MR Justice Lynch described as "speculative and unsatisfactory" the evidence supporting the allegation that the Government's campaign had a significantly persuasive influence on the electorate.
He did not accept that it had been established, even as a matter unconstitutionally funded campaign had any ascertainable or measurable influence on the electorate when voting on November 24th last.
Mr Justice Lynch said the use of public funds to support a Yes vote was unwarranted and wrongful as contravening the constitutional guarantee of equality between citizens, in so far as that guarantee applied to voting in a referendum.
He said this campaign was not in itself wrongful in the sense of being misleading or untruthful much less so false as to deceive voters.
However, counsel for Mr Hanafin relied on the judgment of Mr Justice Blayney in the McKenna case in the Supreme Court as not merely declaring that the Government, in expending public monies promoting a particular result, was acting in breach of the Constitution but also as deciding - that the Government was prohibited from advocating a Yes vote at all once the Bill had been passed by the Oireachtas.
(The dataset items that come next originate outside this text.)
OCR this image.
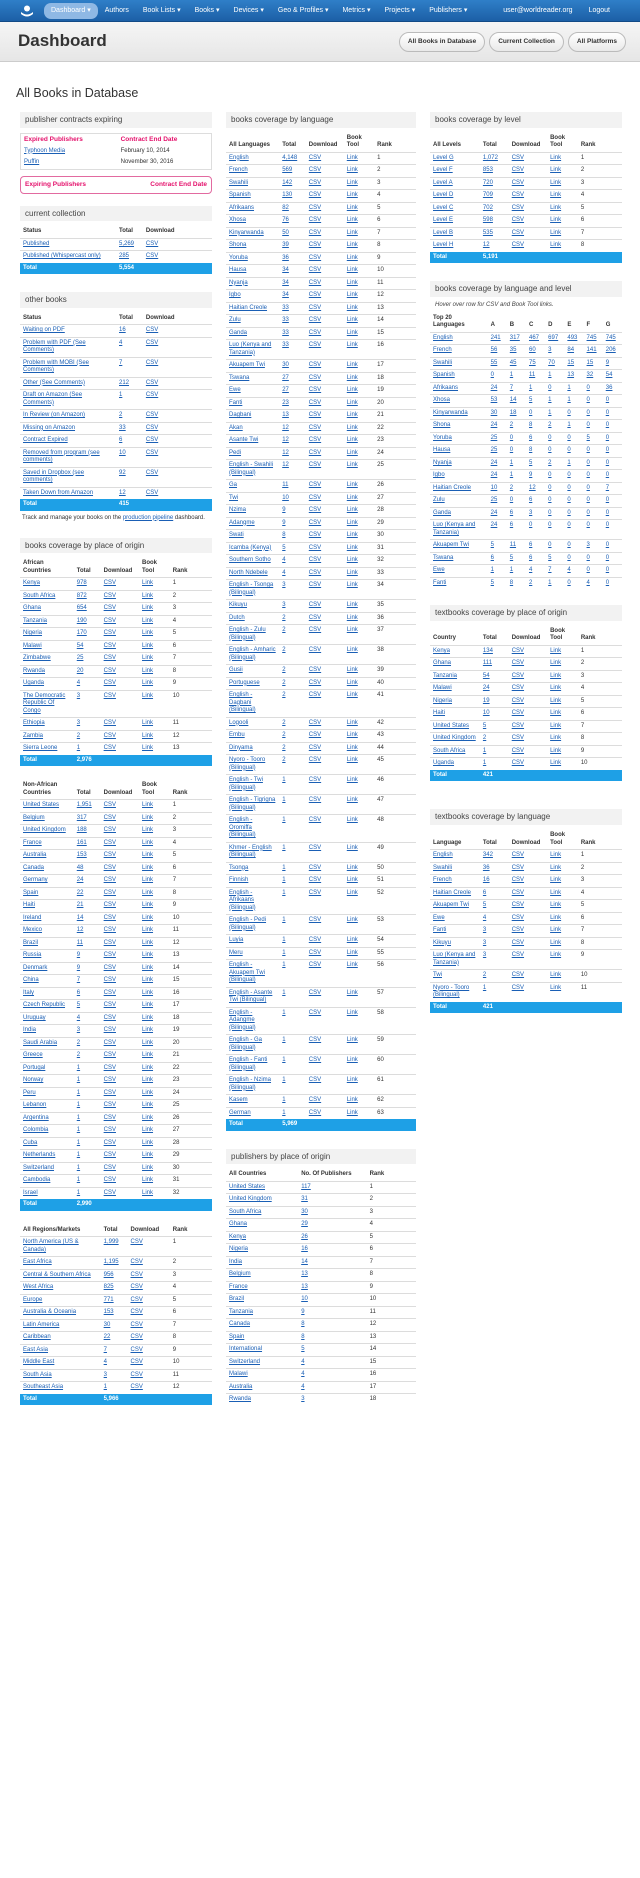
Dashboard ▾	Authors	Book Lists ▾	Books ▾	Devices ▾	Geo & Profiles ▾	Metrics ▾	Projects ▾	Publishers ▾	user@worldreader.org	Logout
Dashboard	All Books in Database	Current Collection	All Platforms
All Books in Database
publisher contracts expiring
Expired Publishers	Contract End Date
Typhoon Media	February 10, 2014
Puffin	November 30, 2016
Expiring Publishers	Contract End Date
current collection
Status	Total	Download
Published	5,269	CSV
Published (Whispercast only)	285	CSV
Total	5,554	
other books
Status	Total	Download
Waiting on PDF	16	CSV
Problem with PDF (See Comments)	4	CSV
Problem with MOBI (See Comments)	7	CSV
Other (See Comments)	212	CSV
Draft on Amazon (See Comments)	1	CSV
In Review (on Amazon)	2	CSV
Missing on Amazon	33	CSV
Contract Expired	6	CSV
Removed from program (see comments)	10	CSV
Saved in Dropbox (see comments)	92	CSV
Taken Down from Amazon	12	CSV
Total	415	
Track and manage your books on the production pipeline dashboard.
books coverage by place of origin
African Countries	Total	Download	Book Tool	Rank
Kenya	978	CSV	Link	1
South Africa	872	CSV	Link	2
Ghana	654	CSV	Link	3
Tanzania	190	CSV	Link	4
Nigeria	170	CSV	Link	5
Malawi	54	CSV	Link	6
Zimbabwe	25	CSV	Link	7
Rwanda	20	CSV	Link	8
Uganda	4	CSV	Link	9
The Democratic Republic Of Congo	3	CSV	Link	10
Ethiopia	3	CSV	Link	11
Zambia	2	CSV	Link	12
Sierra Leone	1	CSV	Link	13
Total	2,976			
Non-African Countries	Total	Download	Book Tool	Rank
United States	1,951	CSV	Link	1
Belgium	317	CSV	Link	2
United Kingdom	188	CSV	Link	3
France	161	CSV	Link	4
Australia	153	CSV	Link	5
Canada	48	CSV	Link	6
Germany	24	CSV	Link	7
Spain	22	CSV	Link	8
Haiti	21	CSV	Link	9
Ireland	14	CSV	Link	10
Mexico	12	CSV	Link	11
Brazil	11	CSV	Link	12
Russia	9	CSV	Link	13
Denmark	9	CSV	Link	14
China	7	CSV	Link	15
Italy	6	CSV	Link	16
Czech Republic	5	CSV	Link	17
Uruguay	4	CSV	Link	18
India	3	CSV	Link	19
Saudi Arabia	2	CSV	Link	20
Greece	2	CSV	Link	21
Portugal	1	CSV	Link	22
Norway	1	CSV	Link	23
Peru	1	CSV	Link	24
Lebanon	1	CSV	Link	25
Argentina	1	CSV	Link	26
Colombia	1	CSV	Link	27
Cuba	1	CSV	Link	28
Netherlands	1	CSV	Link	29
Switzerland	1	CSV	Link	30
Cambodia	1	CSV	Link	31
Israel	1	CSV	Link	32
Total	2,990			
All Regions/Markets	Total	Download	Rank
North America (US & Canada)	1,999	CSV	1
East Africa	1,195	CSV	2
Central & Southern Africa	956	CSV	3
West Africa	825	CSV	4
Europe	771	CSV	5
Australia & Oceania	153	CSV	6
Latin America	30	CSV	7
Caribbean	22	CSV	8
East Asia	7	CSV	9
Middle East	4	CSV	10
South Asia	3	CSV	11
Southeast Asia	1	CSV	12
Total	5,966		
books coverage by language
All Languages	Total	Download	Book Tool	Rank
English	4,148	CSV	Link	1
French	569	CSV	Link	2
Swahili	142	CSV	Link	3
Spanish	130	CSV	Link	4
Afrikaans	82	CSV	Link	5
Xhosa	76	CSV	Link	6
Kinyarwanda	50	CSV	Link	7
Shona	39	CSV	Link	8
Yoruba	36	CSV	Link	9
Hausa	34	CSV	Link	10
Nyanja	34	CSV	Link	11
Igbo	34	CSV	Link	12
Haitian Creole	33	CSV	Link	13
Zulu	33	CSV	Link	14
Ganda	33	CSV	Link	15
Luo (Kenya and Tanzania)	33	CSV	Link	16
Akuapem Twi	30	CSV	Link	17
Tswana	27	CSV	Link	18
Ewe	27	CSV	Link	19
Fanti	23	CSV	Link	20
Dagbani	13	CSV	Link	21
Akan	12	CSV	Link	22
Asante Twi	12	CSV	Link	23
Pedi	12	CSV	Link	24
English - Swahili (Bilingual)	12	CSV	Link	25
Ga	11	CSV	Link	26
Twi	10	CSV	Link	27
Nzima	9	CSV	Link	28
Adangme	9	CSV	Link	29
Swati	8	CSV	Link	30
Icamba (Kenya)	5	CSV	Link	31
Southern Sotho	4	CSV	Link	32
North Ndebele	4	CSV	Link	33
English - Tsonga (Bilingual)	3	CSV	Link	34
Kikuyu	3	CSV	Link	35
Dutch	2	CSV	Link	36
English - Zulu (Bilingual)	2	CSV	Link	37
English - Amharic (Bilingual)	2	CSV	Link	38
Gusii	2	CSV	Link	39
Portuguese	2	CSV	Link	40
English - Dagbani (Bilingual)	2	CSV	Link	41
Logooli	2	CSV	Link	42
Embu	2	CSV	Link	43
Dinyama	2	CSV	Link	44
Nyoro - Tooro (Bilingual)	2	CSV	Link	45
English - Twi (Bilingual)	1	CSV	Link	46
English - Tigrigna (Bilingual)	1	CSV	Link	47
English - Oromiffa (Bilingual)	1	CSV	Link	48
Khmer - English (Bilingual)	1	CSV	Link	49
Tsonga	1	CSV	Link	50
Finnish	1	CSV	Link	51
English - Afrikaans (Bilingual)	1	CSV	Link	52
English - Pedi (Bilingual)	1	CSV	Link	53
Luyia	1	CSV	Link	54
Meru	1	CSV	Link	55
English - Akuapem Twi (Bilingual)	1	CSV	Link	56
English - Asante Twi (Bilingual)	1	CSV	Link	57
English - Adangme (Bilingual)	1	CSV	Link	58
English - Ga (Bilingual)	1	CSV	Link	59
English - Fanti (Bilingual)	1	CSV	Link	60
English - Nzima (Bilingual)	1	CSV	Link	61
Kasem	1	CSV	Link	62
German	1	CSV	Link	63
Total	5,969			
publishers by place of origin
All Countries	No. Of Publishers	Rank
United States	117	1
United Kingdom	31	2
South Africa	30	3
Ghana	29	4
Kenya	26	5
Nigeria	16	6
India	14	7
Belgium	13	8
France	13	9
Brazil	10	10
Tanzania	9	11
Canada	8	12
Spain	8	13
International	5	14
Switzerland	4	15
Malawi	4	16
Australia	4	17
Rwanda	3	18
books coverage by level
All Levels	Total	Download	Book Tool	Rank
Level G	1,072	CSV	Link	1
Level F	853	CSV	Link	2
Level A	720	CSV	Link	3
Level D	709	CSV	Link	4
Level C	702	CSV	Link	5
Level E	598	CSV	Link	6
Level B	535	CSV	Link	7
Level H	12	CSV	Link	8
Total	5,191			
books coverage by language and level
Hover over row for CSV and Book Tool links.
Top 20 Languages	A	B	C	D	E	F	G
English	241	317	467	697	493	745	745
French	56	35	60	3	84	141	206
Swahili	55	45	75	70	15	15	9
Spanish	0	1	11	1	13	32	54
Afrikaans	24	7	1	0	1	0	36
Xhosa	53	14	5	1	1	0	0
Kinyarwanda	30	18	0	1	0	0	0
Shona	24	2	8	2	1	0	0
Yoruba	25	0	6	0	0	5	0
Hausa	25	0	8	0	0	0	0
Nyanja	24	1	5	2	1	0	0
Igbo	24	1	9	0	0	0	0
Haitian Creole	10	2	12	0	0	0	7
Zulu	25	0	6	0	0	0	0
Ganda	24	6	3	0	0	0	0
Luo (Kenya and Tanzania)	24	6	0	0	0	0	0
Akuapem Twi	5	11	6	0	0	3	0
Tswana	6	5	6	5	0	0	0
Ewe	1	1	4	7	4	0	0
Fanti	5	8	2	1	0	4	0
textbooks coverage by place of origin
Country	Total	Download	Book Tool	Rank
Kenya	134	CSV	Link	1
Ghana	111	CSV	Link	2
Tanzania	54	CSV	Link	3
Malawi	24	CSV	Link	4
Nigeria	19	CSV	Link	5
Haiti	10	CSV	Link	6
United States	5	CSV	Link	7
United Kingdom	2	CSV	Link	8
South Africa	1	CSV	Link	9
Uganda	1	CSV	Link	10
Total	421			
textbooks coverage by language
Language	Total	Download	Book Tool	Rank
English	342	CSV	Link	1
Swahili	36	CSV	Link	2
French	16	CSV	Link	3
Haitian Creole	6	CSV	Link	4
Akuapem Twi	5	CSV	Link	5
Ewe	4	CSV	Link	6
Fanti	3	CSV	Link	7
Kikuyu	3	CSV	Link	8
Luo (Kenya and Tanzania)	3	CSV	Link	9
Twi	2	CSV	Link	10
Nyoro - Tooro (Bilingual)	1	CSV	Link	11
Total	421			
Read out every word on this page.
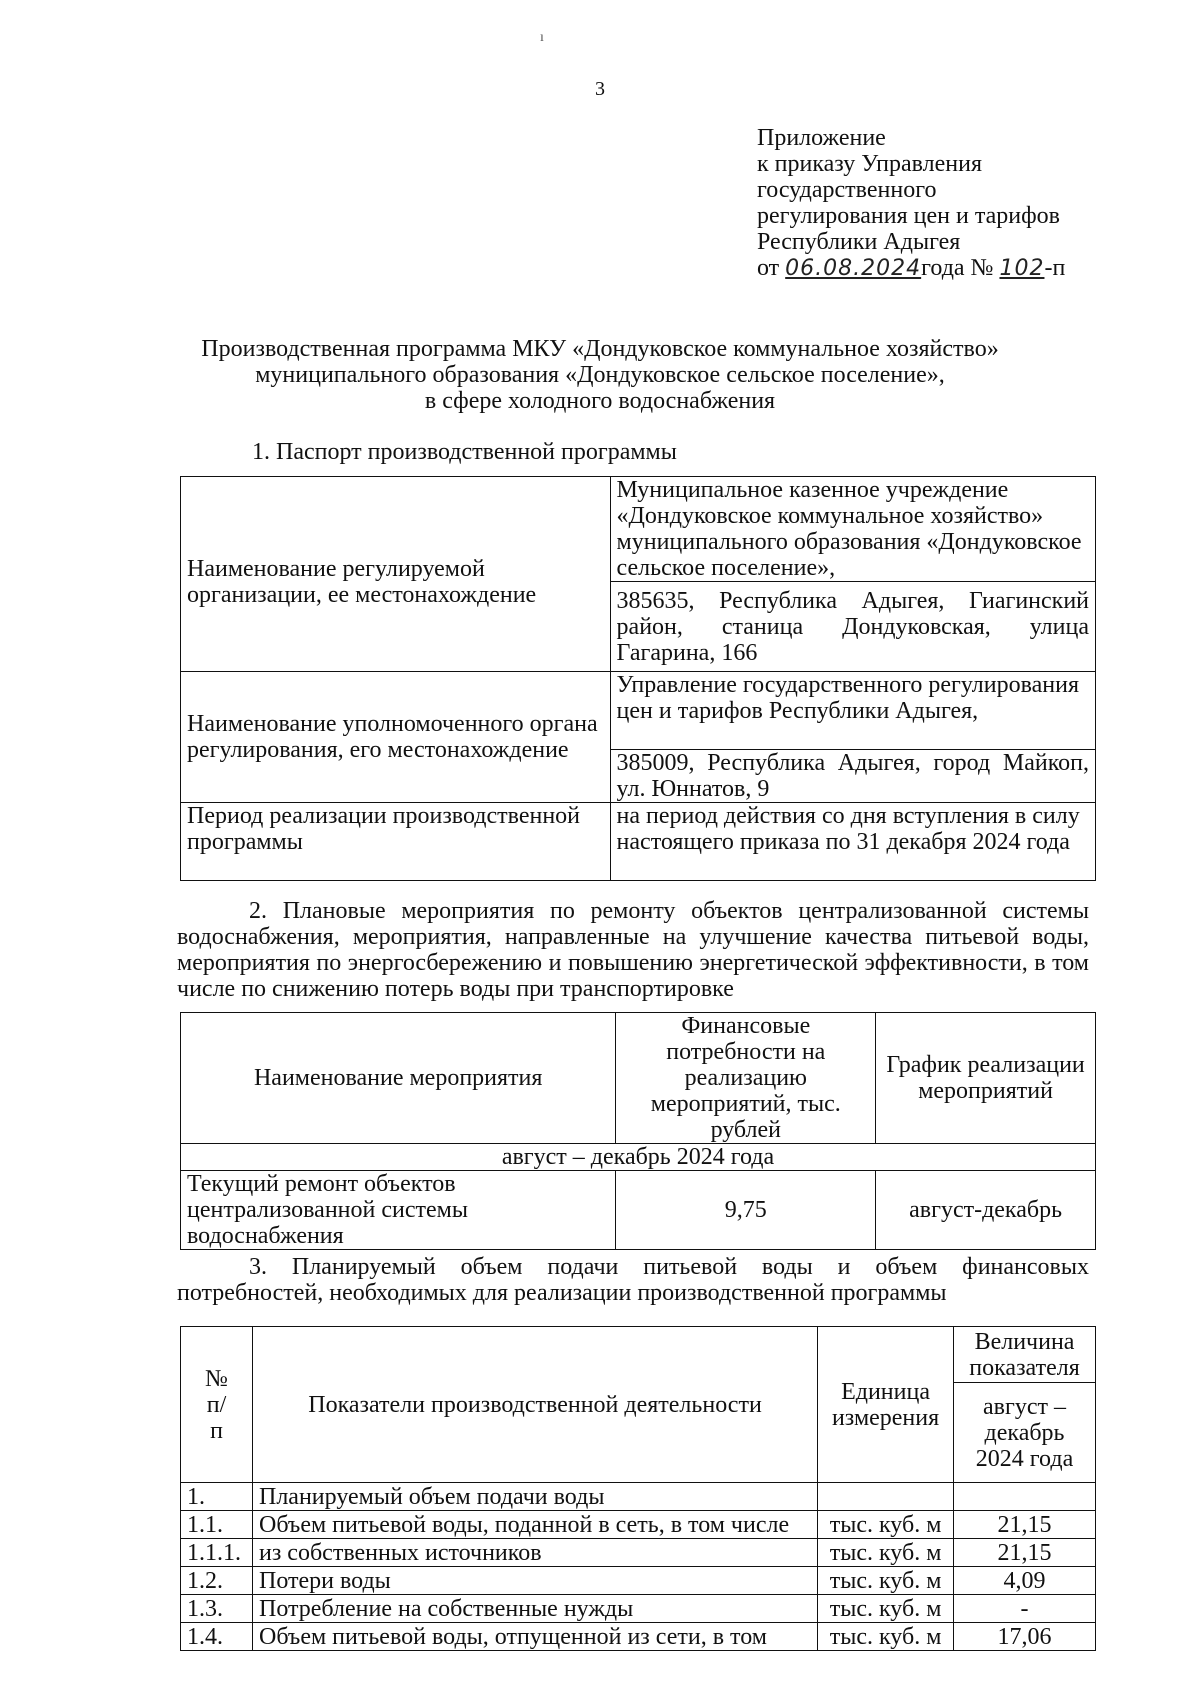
ı
3
Приложение
к приказу Управления
государственного
регулирования цен и тарифов
Республики Адыгея
от 06.08.2024года № 102-п
Производственная программа МКУ «Дондуковское коммунальное хозяйство»
муниципального образования «Дондуковское сельское поселение»,
в сфере холодного водоснабжения
1. Паспорт производственной программы
Наименование регулируемой организации, ее местонахождение	Муниципальное казенное учреждение «Дондуковское коммунальное хозяйство» муниципального образования «Дондуковское сельское поселение»,
	385635, Республика Адыгея, Гиагинский район, станица Дондуковская, улица Гагарина, 166
Наименование уполномоченного органа регулирования, его местонахождение	Управление государственного регулирования цен и тарифов Республики Адыгея,
	385009, Республика Адыгея, город Майкоп, ул. Юннатов, 9
Период реализации производственной программы	на период действия со дня вступления в силу настоящего приказа по 31 декабря 2024 года
2. Плановые мероприятия по ремонту объектов централизованной системы водоснабжения, мероприятия, направленные на улучшение качества питьевой воды, мероприятия по энергосбережению и повышению энергетической эффективности, в том числе по снижению потерь воды при транспортировке
Наименование мероприятия	Финансовые потребности на реализацию мероприятий, тыс. рублей	График реализации мероприятий
август – декабрь 2024 года		
Текущий ремонт объектов централизованной системы водоснабжения	9,75	август-декабрь
3. Планируемый объем подачи питьевой воды и объем финансовых потребностей, необходимых для реализации производственной программы
№ п/п	Показатели производственной деятельности	Единица измерения	Величина показателя
			август – декабрь 2024 года
1.	Планируемый объем подачи воды		
1.1.	Объем питьевой воды, поданной в сеть, в том числе	тыс. куб. м	21,15
1.1.1.	из собственных источников	тыс. куб. м	21,15
1.2.	Потери воды	тыс. куб. м	4,09
1.3.	Потребление на собственные нужды	тыс. куб. м	-
1.4.	Объем питьевой воды, отпущенной из сети, в том	тыс. куб. м	17,06
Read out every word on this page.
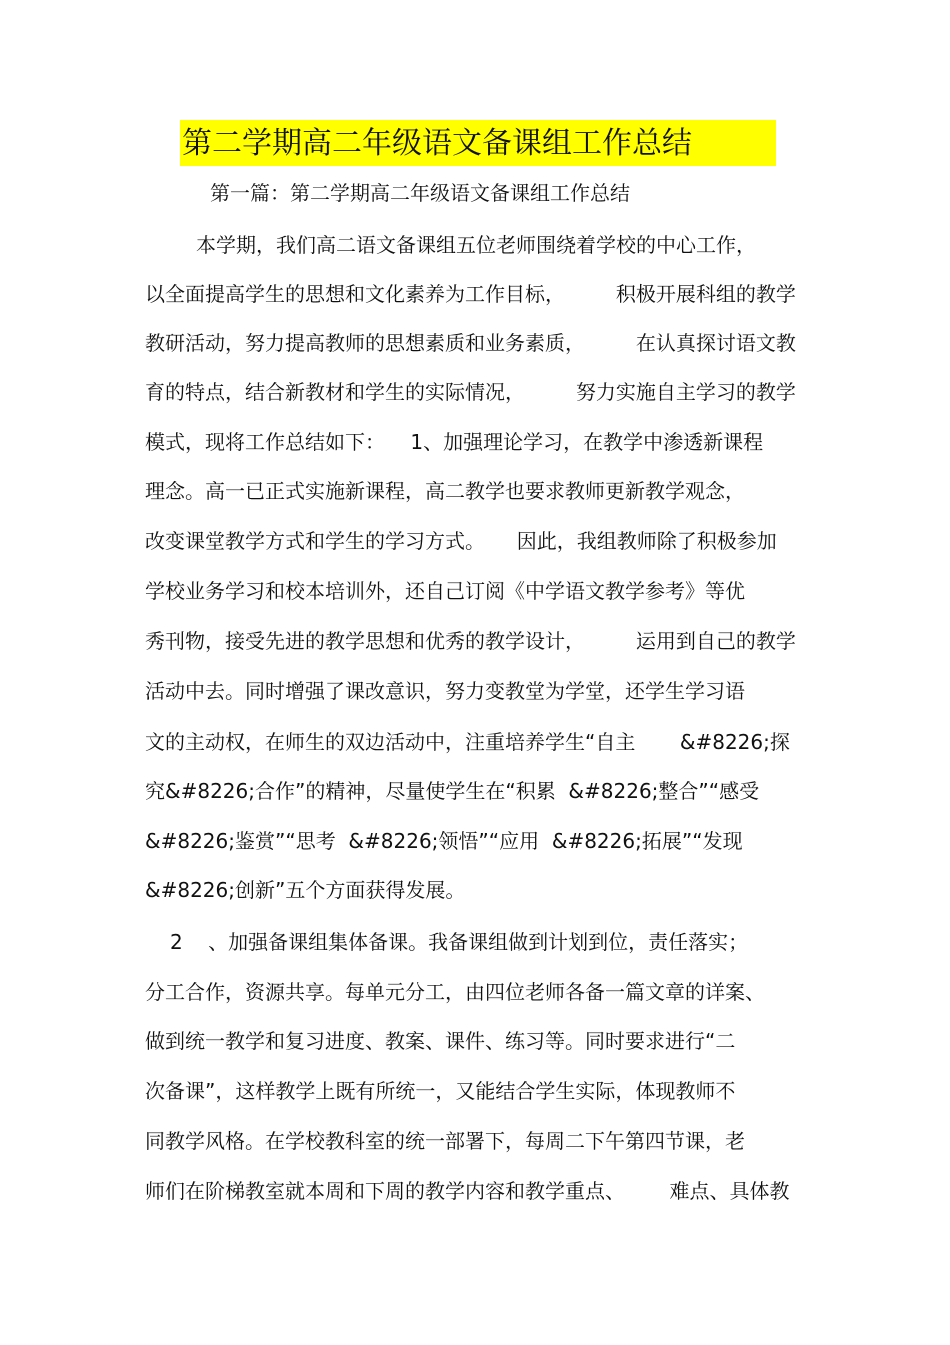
第二学期高二年级语文备课组工作总结
第一篇：第二学期高二年级语文备课组工作总结
本学期，我们高二语文备课组五位老师围绕着学校的中心工作，
以全面提高学生的思想和文化素养为工作目标，        积极开展科组的教学
教研活动，努力提高教师的思想素质和业务素质，        在认真探讨语文教
育的特点，结合新教材和学生的实际情况，        努力实施自主学习的教学
模式，现将工作总结如下：    1、加强理论学习，在教学中渗透新课程
理念。高一已正式实施新课程，高二教学也要求教师更新教学观念，
改变课堂教学方式和学生的学习方式。     因此，我组教师除了积极参加
学校业务学习和校本培训外，还自己订阅《中学语文教学参考》等优
秀刊物，接受先进的教学思想和优秀的教学设计，        运用到自己的教学
活动中去。同时增强了课改意识，努力变教堂为学堂，还学生学习语
文的主动权，在师生的双边活动中，注重培养学生“自主       &#8226;探
究&#8226;合作”的精神，尽量使学生在“积累  &#8226;整合”“感受
&#8226;鉴赏”“思考  &#8226;领悟”“应用  &#8226;拓展”“发现
&#8226;创新”五个方面获得发展。
2    、加强备课组集体备课。我备课组做到计划到位，责任落实；
分工合作，资源共享。每单元分工，由四位老师各备一篇文章的详案、
做到统一教学和复习进度、教案、课件、练习等。同时要求进行“二
次备课”，这样教学上既有所统一，又能结合学生实际，体现教师不
同教学风格。在学校教科室的统一部署下，每周二下午第四节课，老
师们在阶梯教室就本周和下周的教学内容和教学重点、       难点、具体教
He (Mr Justice Lynch) did not read the judgment of Mr Justice Blayney as thus deciding at all.
"It would be a very strange state of affairs indeed if the Government, which consisted of a group of citizens holding ministerial office - who had introduced the Bill for the amendment and therefore clearly approved of it - were to be the only group of citizens to lose their constitutional right given by Article 40 (6.1) to express freely their convictions and opinions," he said.
Mr Justice Lynch recalled that in the Crotty (Single European Act) case, Mr Justice Henchy in the Supreme Court had stated there was nothing in the Constitution to prevent the Government or any person, group or institution from advocating or campaigning or otherwise working for a change in the Constitution.
In the McKenna case in the Supreme Court, Mr Justice O'Flaherty had held the Government was clearly entitled to spend money providing information to the public on the implications of the constitutional amendment. Further, he had added, the Government as such was entitled to campaign for the change and individual Government members were entitled - either in their personal, party or ministerial capacities - to advocate the proposed change.
Mr Justice Lynch said he was satisfied, therefore, that the campaign, if financed otherwise than by public finds, would have been proper and unobjectionable even though expressly put forward on behalf of the Government as government and not merely on behalf of the political parties from whose members the Government was formed.
It was further submitted on behalf of Mr Hanafin that this Government campaign constituted an obstruction of, interference with or irregularity in the conduct of the referendum, and that if necessary those words and the term "conduct of the referendum" should be given a wide construction to enable the court to protect the referendum's constitutional integrity.
It was submitted that a government might act in an unconstitutional manner, without doing anything specifically mentioned in section 43, to such an extent as unduly to influence citizens to vote in a particular way, and that, in those circumstances the courts would not only have a right to intervene but would have a duty to do so.
Mr Justice Lynch said he found it very difficult to imagine such unconstitutional conduct by Government or anyone else which would not fall within one of the four paragraphs mentioned in section 43 (1).
However, one could not rule out the possibility of such an event occurring. If it did occur, the courts would have a right and duty to intervene.
Whatever such circumstances might be, they would have clearly to damage the integrity of the referendum to such an extent that it could be said that referendum did not, or very probably did not, reflect the true will of citizens who cast their votes.
No such circumstances arose in this case. Citizens who saw and read the advertisements unconstitutionally funded by the Government were quite entitled to read and consider them and take points therein into account or reject them.
There was no acceptable evidence, and no allegation in the petition or points of claim by Mr Hanafin that any citizen who voted did not do so freely or in accordance with his or her free will and choice.
It was accepted by Mr Hanafin's counsel that the advertising was neither misleading nor untruthful. In those circumstances, if the advertising was sufficiently persuasive to convince a citizen to vote Yes, that decision would be his or her own, made having weighed up the options without having had anything misleading or untruthful in the advertisements.
The judge said that in the circumstances, it would be a wholly improper interference with the democratic process of legislating for the amendment of the Constitution if the court were to set aside the votes of 1,628,570 citizens who did no wrong and order a retaking of the referendum in all 41 constituencies on grounds that a third party - in this case the Government - acted in an unconstitutional manner prior to the referendum.